Kurtuluş Savaşı’nda Bolşevik Kuvvacıların en önde mücadele verdiği Türkiye, DP iktidarı döneminde NATO’nun kendisine verdiği ileri karakol ihtiyacını görev bilmiş; kendisine emperyalizme karşı savaşta yanında olan SSCB’ye karşı NATO üssü olmayı kabul etmişti. DP’den AP’ye sağın veyahut düzen partilerinin bu konudaki görüşü hep tekdir. TİP’in kuruluşuyla birlikte ülke sathına geri dönen sosyalist mücadele Vedat’ı ve birçok genç yurttaşı kucakladı. Eminönü’nden Dolmabahçe’ye emperyalizme karşı mücadeleyi devrimci gençler üstlendiler.

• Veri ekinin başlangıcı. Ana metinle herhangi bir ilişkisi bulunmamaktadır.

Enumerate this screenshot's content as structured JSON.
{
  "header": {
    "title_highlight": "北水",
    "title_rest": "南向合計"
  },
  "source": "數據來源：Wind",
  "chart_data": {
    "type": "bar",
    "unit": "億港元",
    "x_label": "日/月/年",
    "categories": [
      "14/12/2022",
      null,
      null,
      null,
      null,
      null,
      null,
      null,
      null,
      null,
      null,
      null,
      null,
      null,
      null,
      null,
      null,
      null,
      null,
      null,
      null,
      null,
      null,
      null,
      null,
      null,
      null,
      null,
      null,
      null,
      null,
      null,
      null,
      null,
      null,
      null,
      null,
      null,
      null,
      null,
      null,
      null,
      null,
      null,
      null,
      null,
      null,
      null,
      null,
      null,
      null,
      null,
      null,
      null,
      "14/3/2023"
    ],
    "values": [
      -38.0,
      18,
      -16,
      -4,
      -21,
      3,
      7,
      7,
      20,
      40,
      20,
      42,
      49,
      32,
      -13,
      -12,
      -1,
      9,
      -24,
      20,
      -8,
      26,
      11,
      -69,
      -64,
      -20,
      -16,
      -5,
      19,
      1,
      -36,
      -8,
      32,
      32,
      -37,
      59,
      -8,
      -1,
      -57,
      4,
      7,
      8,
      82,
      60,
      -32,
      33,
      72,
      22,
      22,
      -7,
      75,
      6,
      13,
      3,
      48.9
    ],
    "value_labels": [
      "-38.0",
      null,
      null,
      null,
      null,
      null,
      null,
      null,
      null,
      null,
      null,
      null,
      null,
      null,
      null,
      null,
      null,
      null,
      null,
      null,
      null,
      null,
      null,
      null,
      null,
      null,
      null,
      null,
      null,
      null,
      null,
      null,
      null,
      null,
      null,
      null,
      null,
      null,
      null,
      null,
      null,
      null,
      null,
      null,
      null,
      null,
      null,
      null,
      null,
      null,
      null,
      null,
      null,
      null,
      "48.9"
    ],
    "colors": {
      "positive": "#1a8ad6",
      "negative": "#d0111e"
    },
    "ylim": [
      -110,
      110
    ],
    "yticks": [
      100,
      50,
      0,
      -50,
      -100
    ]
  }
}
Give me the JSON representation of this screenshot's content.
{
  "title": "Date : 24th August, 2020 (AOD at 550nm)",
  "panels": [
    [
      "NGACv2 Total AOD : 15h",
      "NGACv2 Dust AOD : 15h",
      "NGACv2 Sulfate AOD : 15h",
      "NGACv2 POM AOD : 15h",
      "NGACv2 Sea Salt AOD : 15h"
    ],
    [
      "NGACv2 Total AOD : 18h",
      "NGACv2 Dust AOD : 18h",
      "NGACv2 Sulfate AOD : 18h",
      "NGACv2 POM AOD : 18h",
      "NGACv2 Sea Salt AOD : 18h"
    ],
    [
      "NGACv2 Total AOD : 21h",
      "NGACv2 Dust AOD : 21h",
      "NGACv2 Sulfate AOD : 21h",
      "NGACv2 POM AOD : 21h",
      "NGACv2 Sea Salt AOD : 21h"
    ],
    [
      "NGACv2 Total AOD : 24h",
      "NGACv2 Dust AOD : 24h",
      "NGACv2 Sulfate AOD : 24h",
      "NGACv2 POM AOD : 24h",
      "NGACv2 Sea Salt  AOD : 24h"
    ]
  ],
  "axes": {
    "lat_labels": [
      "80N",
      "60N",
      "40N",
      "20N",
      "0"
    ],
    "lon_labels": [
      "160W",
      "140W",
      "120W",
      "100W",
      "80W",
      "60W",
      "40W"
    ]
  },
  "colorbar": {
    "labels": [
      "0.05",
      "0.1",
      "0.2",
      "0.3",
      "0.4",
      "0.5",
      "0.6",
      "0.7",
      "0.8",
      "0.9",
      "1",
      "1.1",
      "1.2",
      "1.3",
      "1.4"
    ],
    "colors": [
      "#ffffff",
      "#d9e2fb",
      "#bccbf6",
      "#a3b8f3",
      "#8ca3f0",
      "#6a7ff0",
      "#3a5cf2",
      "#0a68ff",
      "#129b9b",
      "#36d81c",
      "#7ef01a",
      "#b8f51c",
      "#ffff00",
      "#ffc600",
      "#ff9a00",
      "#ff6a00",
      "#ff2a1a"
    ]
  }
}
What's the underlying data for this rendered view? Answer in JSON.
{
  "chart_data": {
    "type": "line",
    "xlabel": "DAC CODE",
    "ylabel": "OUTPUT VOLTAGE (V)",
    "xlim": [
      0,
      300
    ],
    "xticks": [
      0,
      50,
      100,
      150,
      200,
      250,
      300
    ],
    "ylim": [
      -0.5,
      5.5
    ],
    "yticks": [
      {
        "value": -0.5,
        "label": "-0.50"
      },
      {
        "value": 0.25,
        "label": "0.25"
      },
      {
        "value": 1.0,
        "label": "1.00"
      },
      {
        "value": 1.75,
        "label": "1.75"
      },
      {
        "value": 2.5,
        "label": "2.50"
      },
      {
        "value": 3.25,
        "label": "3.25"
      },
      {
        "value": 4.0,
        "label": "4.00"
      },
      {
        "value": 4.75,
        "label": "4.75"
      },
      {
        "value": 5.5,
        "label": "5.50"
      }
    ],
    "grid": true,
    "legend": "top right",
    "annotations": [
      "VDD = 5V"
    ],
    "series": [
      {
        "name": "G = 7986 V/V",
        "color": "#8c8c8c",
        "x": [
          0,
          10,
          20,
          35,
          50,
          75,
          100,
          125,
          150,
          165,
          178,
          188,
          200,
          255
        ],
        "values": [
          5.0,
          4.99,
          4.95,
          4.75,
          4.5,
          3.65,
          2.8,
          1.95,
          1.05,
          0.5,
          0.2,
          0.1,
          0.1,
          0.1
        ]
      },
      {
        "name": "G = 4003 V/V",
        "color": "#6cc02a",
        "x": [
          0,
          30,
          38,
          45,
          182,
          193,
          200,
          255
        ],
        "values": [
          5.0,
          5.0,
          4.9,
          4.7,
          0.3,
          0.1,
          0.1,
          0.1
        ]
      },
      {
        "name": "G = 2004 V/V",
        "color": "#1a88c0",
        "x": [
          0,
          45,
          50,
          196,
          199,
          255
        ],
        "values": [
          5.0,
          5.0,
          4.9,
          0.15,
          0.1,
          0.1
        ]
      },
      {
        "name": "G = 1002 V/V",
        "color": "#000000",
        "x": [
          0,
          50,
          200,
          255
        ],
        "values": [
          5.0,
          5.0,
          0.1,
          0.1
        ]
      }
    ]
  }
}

1968’de Akdeniz’in jandarması 6. Filo Dolmabahçe’ye demirlemişti. İstanbul’a eğlence için inen Amerikan askerlerine karşı öğrenci gençlikte büyük bir tepki gelişmişti. Öğrenci gençlik, askerlerin üstüne mürekkep döküyor, şapkalarını çalıyor, fuhuş için gittikleri otelleri taşlıyorlardı. 17 Temmuz gecesi de yine böyle bir gece idi. Öğrenciler otele taş atarken sivil giyimli bir kişi tarafından bir öğrenci yakalanmak istenmişti, bunun üzerine öğrenciler o kişiyi İTÜ Gümüşsuyu Yurdu’na götürmüşler ve polis olduğu anlamışlardı. Öğrencilerin polisi salıvermesine rağmen yurt polisler tarafından taşlanmış ve baskına uğramıştı. Bu katliam gecesi bir çok öğrenci yaralandı. Uykusundan kaldırılıp yarı çıplak halde dövülen gençler arasında Vedat Demircioğlu da vardı. Vedat Demircioğlu polisler tarafından öldüresiye dövüldükten sonra balkondan atıldı ve yurt girişine kadar sürüklendi. Vedat’ın öldüğünü düşündükleri için orada bıraktılar. Arkadaşları emperyalizme karşı mücadeleyi yükseltirken Vedat Demircioğlu 24 Temmuz 1968’de hayatını kaybetti.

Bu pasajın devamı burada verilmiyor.